Tips to deal with angry patients…and colleagues

  • Practical Tools for Dealing With Angry Patients and Families
  • 9 a.m.-noon Monday
  • West, Room 3018

Dealing with angry patients (and colleagues) is an important aspect of anesthesiology practice not often covered in training. A Monday morning session will offer ANESTHESIOLOGY 2018 attendees the very latest findings in the causes, manifestations and management of anger.

“Anger is something we deal with every day, but our response to anger isn’t like everything else in medicine, tempered and thoughtful, always evaluating risk and benefit,” said Anahat Dhillon, M.D., Director of Perioperative Care at Cedars Sinai Medical Center. “The response to anger is usually spontaneous and may be destructive. Once you recognize what is driving someone to anger, you can begin to take a step back and deal with the situation in a more deliberate manner.”

Anahat Dhillon, M.D., provides tools for dealing with angry patients.

Dr. Dhillon will moderate “Practical Tools for Dealing With Angry Patients and Families.” The panel will discuss different types of anger and frameworks that can help guide responses.

Whether the anger is coming from patients, from patients’ families or from colleagues, the causes of anger are much the same. So are the techniques that can help manage a difficult and potentially explosive situation.

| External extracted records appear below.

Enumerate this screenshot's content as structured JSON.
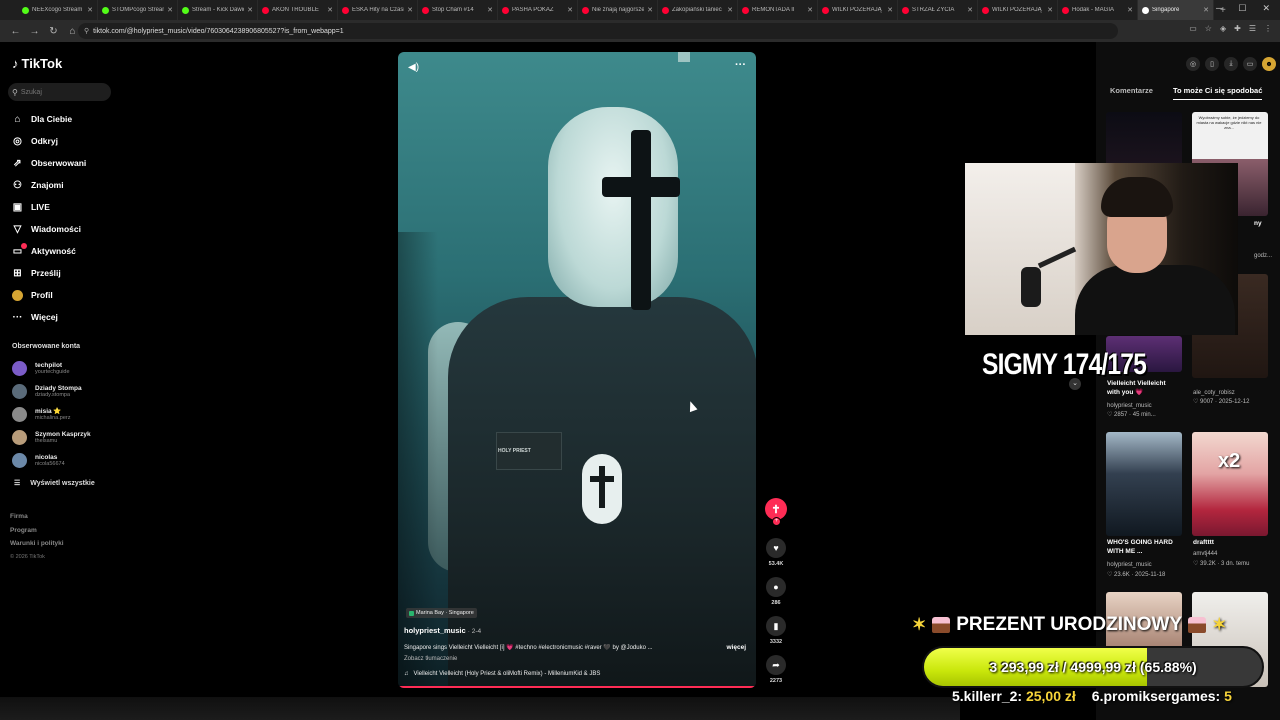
{
  "browser": {
    "tabs": [
      {
        "label": "NEEXcogo Stream",
        "color": "#53fc18"
      },
      {
        "label": "STOMPcogo Stream",
        "color": "#53fc18"
      },
      {
        "label": "Stream - Kick Dawid",
        "color": "#53fc18"
      },
      {
        "label": "AKON TROUBLE",
        "color": "#ff0033"
      },
      {
        "label": "ESKA Hity na Czasie",
        "color": "#ff0033"
      },
      {
        "label": "Stop Cham #14",
        "color": "#ff0033"
      },
      {
        "label": "PASHA POKAZ",
        "color": "#ff0033"
      },
      {
        "label": "Nie znają najgorszego",
        "color": "#ff0033"
      },
      {
        "label": "Zakopiański taniec",
        "color": "#ff0033"
      },
      {
        "label": "REMONTADA II",
        "color": "#ff0033"
      },
      {
        "label": "WILKI POŻERAJĄ",
        "color": "#ff0033"
      },
      {
        "label": "STRZAŁ ŻYCIA",
        "color": "#ff0033"
      },
      {
        "label": "WILKI POŻERAJĄ",
        "color": "#ff0033"
      },
      {
        "label": "Hodak - MAGIA",
        "color": "#ff0033"
      },
      {
        "label": "Singapore",
        "color": "#ffffff"
      }
    ],
    "url": "tiktok.com/@holypriest_music/video/7603064238906805527?is_from_webapp=1"
  },
  "sidebar": {
    "brand": "TikTok",
    "search_placeholder": "Szukaj",
    "menu": [
      {
        "label": "Dla Ciebie",
        "icon": "home-icon",
        "glyph": "⌂"
      },
      {
        "label": "Odkryj",
        "icon": "compass-icon",
        "glyph": "◎"
      },
      {
        "label": "Obserwowani",
        "icon": "following-icon",
        "glyph": "⇗"
      },
      {
        "label": "Znajomi",
        "icon": "friends-icon",
        "glyph": "⚇"
      },
      {
        "label": "LIVE",
        "icon": "live-icon",
        "glyph": "▣"
      },
      {
        "label": "Wiadomości",
        "icon": "messages-icon",
        "glyph": "▽"
      },
      {
        "label": "Aktywność",
        "icon": "activity-icon",
        "glyph": "▭"
      },
      {
        "label": "Prześlij",
        "icon": "upload-icon",
        "glyph": "⊞"
      },
      {
        "label": "Profil",
        "icon": "profile-icon",
        "glyph": ""
      },
      {
        "label": "Więcej",
        "icon": "more-icon",
        "glyph": "···"
      }
    ],
    "following_title": "Obserwowane konta",
    "following": [
      {
        "name": "techpilot",
        "handle": "yourtechguide",
        "color": "#7b5cc7"
      },
      {
        "name": "Dziady Stompa",
        "handle": "dziady.stompa",
        "color": "#5a6b7a"
      },
      {
        "name": "misia ⭐",
        "handle": "michalina.perz",
        "color": "#8a8a8a"
      },
      {
        "name": "Szymon Kasprzyk",
        "handle": "thelsamu",
        "color": "#b89c7a"
      },
      {
        "name": "nicolaѕ",
        "handle": "nicola56674",
        "color": "#6b88a8"
      }
    ],
    "show_all": "Wyświetl wszystkie",
    "footer": [
      "Firma",
      "Program",
      "Warunki i polityki"
    ],
    "copyright": "© 2026 TikTok"
  },
  "video": {
    "location": "Marina Bay · Singapore",
    "author": "holypriest_music",
    "age": "· 2-4",
    "caption": "Singapore sings Vielleicht Vielleicht [i] 💗 #techno #electronicmusic #raver 🖤 by @Joduko ...",
    "more": "więcej",
    "translate": "Zobacz tłumaczenie",
    "music": "Vielleicht Vielleicht (Holy Priest & oliMofti Remix) - MilleniumKid & JBS",
    "patch_text": "HOLY PRIEST",
    "progress": 1.0
  },
  "actions": {
    "likes": "53.4K",
    "comments": "286",
    "saves": "3332",
    "shares": "2273"
  },
  "right_panel": {
    "tabs": [
      "Komentarze",
      "To może Ci się spodobać"
    ],
    "thumb1_text": "Wyobraźmy sobie, że jedziemy do miasta na wakacje gdzie nikt nas nie zna...",
    "t_my": "ny",
    "t_godz": "godz...",
    "t_vielleicht": "Vielleicht Vielleicht with you 💗",
    "t_vielleicht_author": "holypriest_music",
    "t_vielleicht_meta": "♡ 2857 · 45 min...",
    "t_ale": "ale_coty_robisz",
    "t_ale_meta": "♡ 9007 · 2025-12-12",
    "t_who": "WHO'S GOING HARD WITH ME ...",
    "t_who_author": "holypriest_music",
    "t_who_meta": "♡ 23.6K · 2025-11-18",
    "t_x2": "x2",
    "t_draft": "draftttt",
    "t_draft_author": "amvtj444",
    "t_draft_meta": "♡ 39.2K · 3 dn. temu"
  },
  "overlays": {
    "sigmy": "SIGMY 174/175",
    "prezent": "PREZENT URODZINOWY",
    "goal_current": "3 293,99 zł",
    "goal_sep": "/",
    "goal_target": "4999,99 zł",
    "goal_pct": "(65.88%)",
    "goal_fraction": 0.6588,
    "donors": [
      {
        "label": "5.killerr_2:",
        "amount": "25,00 zł"
      },
      {
        "label": "6.promiksergames:",
        "amount": "5"
      }
    ]
  }
}
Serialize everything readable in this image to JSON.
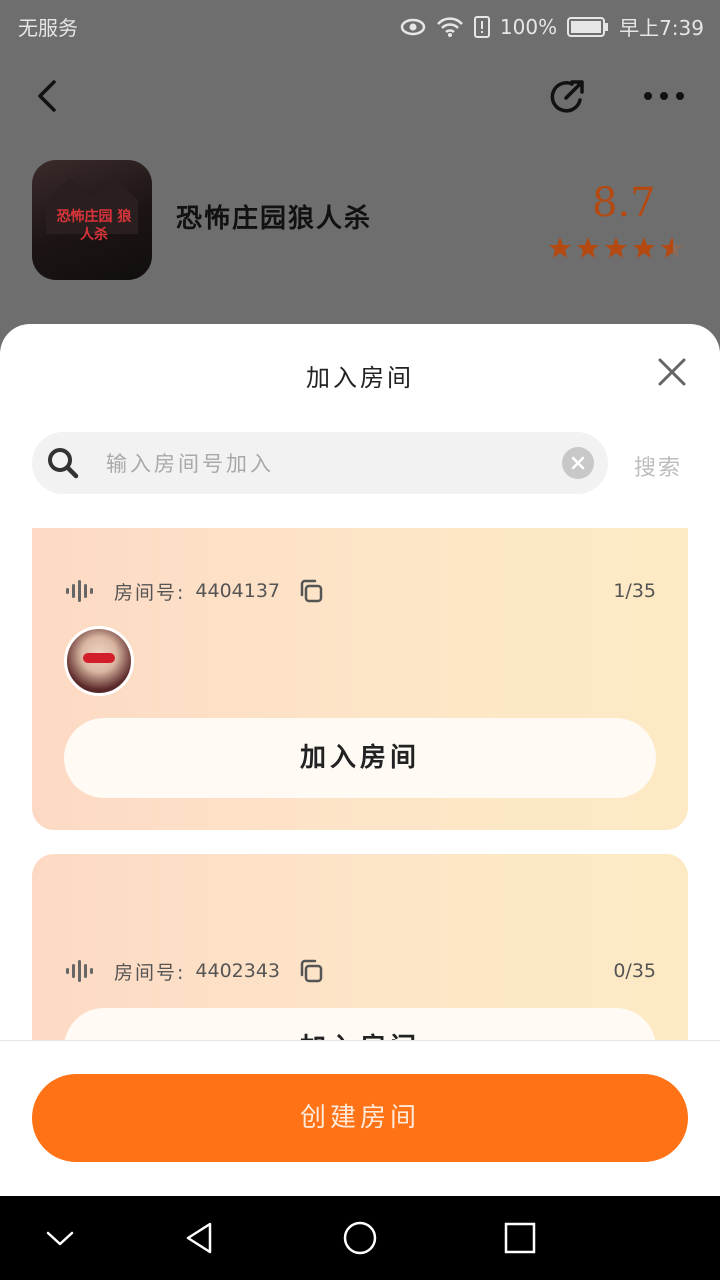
{
  "status_bar": {
    "carrier": "无服务",
    "battery": "100%",
    "time": "早上7:39"
  },
  "app_header": {
    "game_title": "恐怖庄园狼人杀",
    "icon_caption": "恐怖庄园 狼人杀",
    "rating": "8.7",
    "stars": 4.5
  },
  "sheet": {
    "title": "加入房间",
    "search": {
      "placeholder": "输入房间号加入",
      "value": "",
      "search_label": "搜索"
    },
    "rooms": [
      {
        "label": "房间号:",
        "room_id": "4404137",
        "count": "1/35",
        "join_label": "加入房间"
      },
      {
        "label": "房间号:",
        "room_id": "4402343",
        "count": "0/35",
        "join_label": "加入房间"
      }
    ],
    "create_label": "创建房间"
  },
  "colors": {
    "accent": "#ff7216",
    "rating": "#b44a11",
    "card_gradient_start": "#fdd9c4",
    "card_gradient_end": "#fdeac4"
  }
}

“What triggers and drives anger are different for different people and may vary by situation,” Dr. Dhillon said. “But there are four root causes of anger — a perception of injustice, invasion, injury and intention. Anger, and the responses to anger, can result in destructive environments in which you can no longer provide the medical care that is necessary for your patient. It is our obligation as physicians to manage not just the medical, but also the emotional and environmental areas our patients are in.”

Along with four distinct causes of anger, there are four distinct types of anger, she said. There is purposeful anger, spontaneous anger, constructive anger and destructive anger. The ways in which the cause of anger intersects with the type of anger determine how the situation appears from the outside and how the situation can be managed more effectively.

Spontaneous and destructive anger show up as rage, while spontaneous and constructive anger look more like passion. Purposeful and destructive anger present as hostility, while purposeful and constructive anger are assertive.

“These are topics that were never taught in medical school or covered in residency,” Dr. Dhillon said. “Once you figure out the anger you are seeing, you begin to recognize the feeling that there is an injustice or a hurt or an intentional injury. And that can help you understand your own reaction to anger and ways you might control or direct your reaction in a more useful direction.”

This session includes both a framework for understanding anger and a series of role play exercises to help attendees turn the framework into action. Managing anger and other emotional states may not be part of the anesthesiologist’s job description, but it is a key part of the job.

“Seventy percent of what I do on a daily basis is managing emotions,” Dr. Dhillon said. “The medical part of anesthesiology and critical care are relatively straightforward, but recognizing and managing anger is something I had to learn on the job, part instinctively and part from watching other people. We can all use a more organized curriculum around anger.”